The New York Times features a story on the new use of warlords aka tribal chiefs and their newly deputized tribal militias. The
The old/new strategy (Mark Kukis profiled the same sheik in a Dec 26, 2006 piece for Time) and even Salon had a 2003 piece on the CIA program to win over tribal allegiances simply empowers the basic building block of the Arab world: The Tribe. A concept that goes back to Alexander, was used by Lawrence of Arabia, Saddam Hussein, the CIA in the 90's and now its seems, the military. While much of the focus in Baghdad has been on the Shia/Sunni axis out in Al Anbar province the tribal structure is not only strong but the key power structure. Around 75% of Iraqis claim membership to one of the 150 tribes in Iraq. Under Saddam's socialist programs, tribalism was discouraged but still a key factor in his retaining power. More importantly tribal connections extend beyond Iraq's borders, beyond Syria, Jordan, Saudia Arabia and even into global diaspora and support mechanisms.
Edward Wong;s story details the story of 35 year old Sheik Abdul Sattar Buzaigh al-Rishawi from Ramadi. A man who has asked the United States military for the weapons, vehicles, money and support to battle the forces of more militant Sunni tribes.
Sheik Abdul Sattar is a gun for hire. He has been paid significant money by the government to battle the anti government forces. He is part of a quasi political movement called the Anbar Salvation Council, a group of of 25 tribes. The Shiek's motives are easy to define. His father was killed his brothers kidnapped and numerous attempts against his life has simply given him no other option. He has provided about 300 men to bolster Iraqi police recruiting efforts.

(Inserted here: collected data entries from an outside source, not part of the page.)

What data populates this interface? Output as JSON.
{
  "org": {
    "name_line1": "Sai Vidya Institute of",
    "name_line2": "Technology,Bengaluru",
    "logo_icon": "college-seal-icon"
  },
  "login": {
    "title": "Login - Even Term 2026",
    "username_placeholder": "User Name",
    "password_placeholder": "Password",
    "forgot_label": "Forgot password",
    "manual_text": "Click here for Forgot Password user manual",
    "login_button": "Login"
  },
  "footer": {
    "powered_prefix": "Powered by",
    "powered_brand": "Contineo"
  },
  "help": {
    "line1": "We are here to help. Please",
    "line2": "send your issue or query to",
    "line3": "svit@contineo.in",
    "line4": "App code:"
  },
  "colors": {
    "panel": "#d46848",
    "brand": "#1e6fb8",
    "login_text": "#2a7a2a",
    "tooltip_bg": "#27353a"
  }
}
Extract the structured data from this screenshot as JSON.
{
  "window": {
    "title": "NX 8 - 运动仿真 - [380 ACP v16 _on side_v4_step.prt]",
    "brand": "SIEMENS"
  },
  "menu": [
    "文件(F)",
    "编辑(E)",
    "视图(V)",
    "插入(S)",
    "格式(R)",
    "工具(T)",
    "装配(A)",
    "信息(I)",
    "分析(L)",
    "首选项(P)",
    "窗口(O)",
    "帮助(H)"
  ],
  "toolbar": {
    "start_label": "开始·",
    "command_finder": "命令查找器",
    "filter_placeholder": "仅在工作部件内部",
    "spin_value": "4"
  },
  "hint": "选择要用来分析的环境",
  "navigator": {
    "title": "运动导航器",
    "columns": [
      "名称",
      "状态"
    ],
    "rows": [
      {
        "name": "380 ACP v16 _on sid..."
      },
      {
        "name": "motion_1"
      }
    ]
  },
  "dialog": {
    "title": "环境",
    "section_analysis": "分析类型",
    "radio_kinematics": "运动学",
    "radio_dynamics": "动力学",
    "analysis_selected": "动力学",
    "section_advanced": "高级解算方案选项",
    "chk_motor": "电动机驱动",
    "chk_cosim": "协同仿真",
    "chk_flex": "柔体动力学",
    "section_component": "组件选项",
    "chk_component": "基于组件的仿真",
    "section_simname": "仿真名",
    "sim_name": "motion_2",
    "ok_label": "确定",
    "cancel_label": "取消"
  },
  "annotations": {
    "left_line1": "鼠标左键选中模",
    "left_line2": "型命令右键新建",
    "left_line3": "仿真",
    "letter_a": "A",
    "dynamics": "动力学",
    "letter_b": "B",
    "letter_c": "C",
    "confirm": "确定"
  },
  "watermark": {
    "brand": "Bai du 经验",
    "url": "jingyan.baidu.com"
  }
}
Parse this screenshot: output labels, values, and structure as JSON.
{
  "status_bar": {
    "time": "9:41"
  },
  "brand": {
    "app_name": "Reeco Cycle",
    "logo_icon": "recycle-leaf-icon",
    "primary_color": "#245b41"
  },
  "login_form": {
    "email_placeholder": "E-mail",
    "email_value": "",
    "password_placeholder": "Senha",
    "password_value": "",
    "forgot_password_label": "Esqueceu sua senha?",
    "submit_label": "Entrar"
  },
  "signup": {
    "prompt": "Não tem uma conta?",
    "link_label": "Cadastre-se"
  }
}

In addition Mahmoud al-Fahdawi, head of Dulaimis in Tarmiya, Dhaloiya, Balad and Taji has thrown in with the U.S. to fight against Sunni insurgents. The Emergency Response Units (ERU)are viewed as mercenaries by some. Paid by the U.S. military often using duffle bugs of dinars. In addition to cash they get new Ford F350 pickup trucks, fuel, AK-47 machine guns, ammunition, body armor, zip ties and cell phones. Mundane items like food, water, and sleeping materials are given to the hired guns. "The Awakening" (Sahawat Al Anbar) is a classic counterinsurgency tactic used in many wars. The impetus began last June when a small group of disenfranchised tribal leaders met to form an alliance. At that time only three of 21 tribes in Anbar Province were willing to work with U.S. forces. A dozen were openly hostile and six insisted they were neutral. As of February the U.S. says that they now have 12 tribes in al Anbar working with them and only 3 hostile. The military even insisted that 80% of IEDs are discovered before detonation. The Sheik and his alliance have been condemned as "a group of criminals and thugs.” by the Sunni resistance. The question, as always, is one of blowback. When the U.S. pours money and support into certain tribal structures, what will be the effect after the money stops flowing?